Still in Rajasthan, the highways prove to be the most enjoyable and spectacular experience in travel.
Two reasons. First, Rajasthan is more attractive due to its authentic lifestyle and people than for its monuments, a fact very few travel agents acknowledge, so spectacles on the waysides hold importance.
Second, traveling in Rajasthan in a lone vehicle is almost always completely safe.
As a matter of fact the highways act more or less as an extension of homes and workplaces for the people living by their sides.
So this is how it becomes a dazzling display of rural lifestyle quite unaware of your intrusion.
Curious onlookers will be more interested in seeing your vehicle or color of your skin.
More often it will be your turn of getting surprised by seeing the amazing contrast in landscape, colors and character of places while you move on.
Full of life
The highways in Rajasthan are otherwise very long, many a times seem unending but never giving the impression of a typical desert travel.
It is very lively. Imagine what it will be when you see a few unclaimed unknown bastions and cenotaphs, a few towns of different colors, a wedding procession or two, a tractor-trolley full of singing-chanting rural folks, one or two local fairs, groups of bejeweled colorful ladies and a surprisingly amazing variety of wildlife for a desert; all on or by a highway meant for transport traffic!
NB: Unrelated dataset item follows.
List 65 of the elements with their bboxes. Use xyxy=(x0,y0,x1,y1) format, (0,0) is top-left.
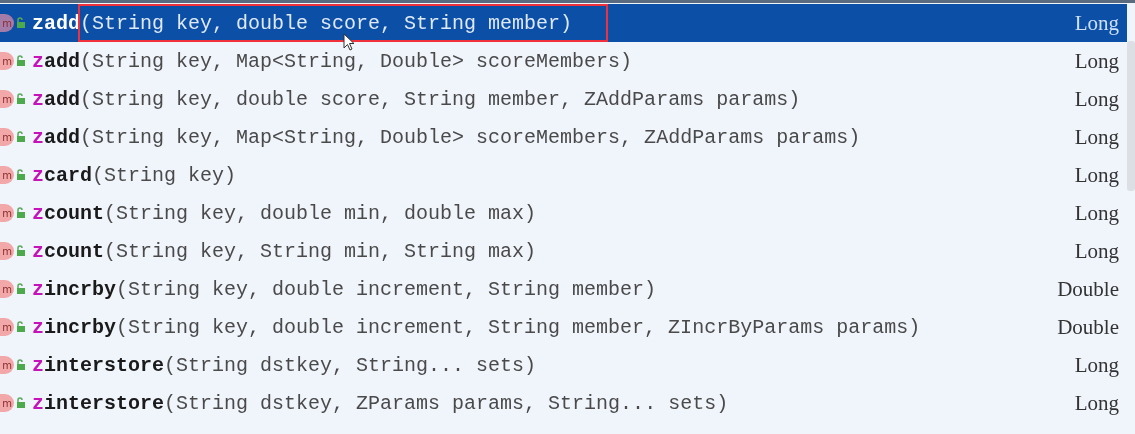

And to say about the traffic, the vehicles range from visibly ancient to the recent ones.
Even the newest modern trucks are not spared of the bridal makeup; ornamentations, frescoes and slogans covering its surface.
A real scene is to watch the overflowing fodder trucks which become so FAT they never let any other to overtake.
Not surprising, most of our guests comment about the highway and traffic- IT'S CRAZY!!!
Another interesting experience, when a bus enters a town like Kishangarh or Fatehpur through an impossibly narrow street, the driver has to blow horn incessantly to drive away the men and cows standing on whatever space is left on the street.
One pities those poor old havelis overhanging the street, almost touching the windows of bus, which they were not originally meant to be woken up this way in the dead of the night.
Right outside, the unfazed demeanor of the crowd even when the horn is blown right over their heads surprises none, not even the driver!
And even when the men do FINALLY move to the side (though as ignorant as they were a few minutes earlier), the cows just don't!
A memorable moment of “Indian Moments” representative on a highway....
Well! The one with my guests Kate and John in December 2000.
It was early morning drive from airport to Neemrana Fort hotel on Delhi-Jaipur highway.
Their first day in India and we had to wait in our car for two hours in the dense fog (visibility hardly 10 meters) at a TRUCK STOP!
My driver and myself were nervous of this unscheduled beginning of their trip. Nevertheless, at the end of the trip we were friends forever!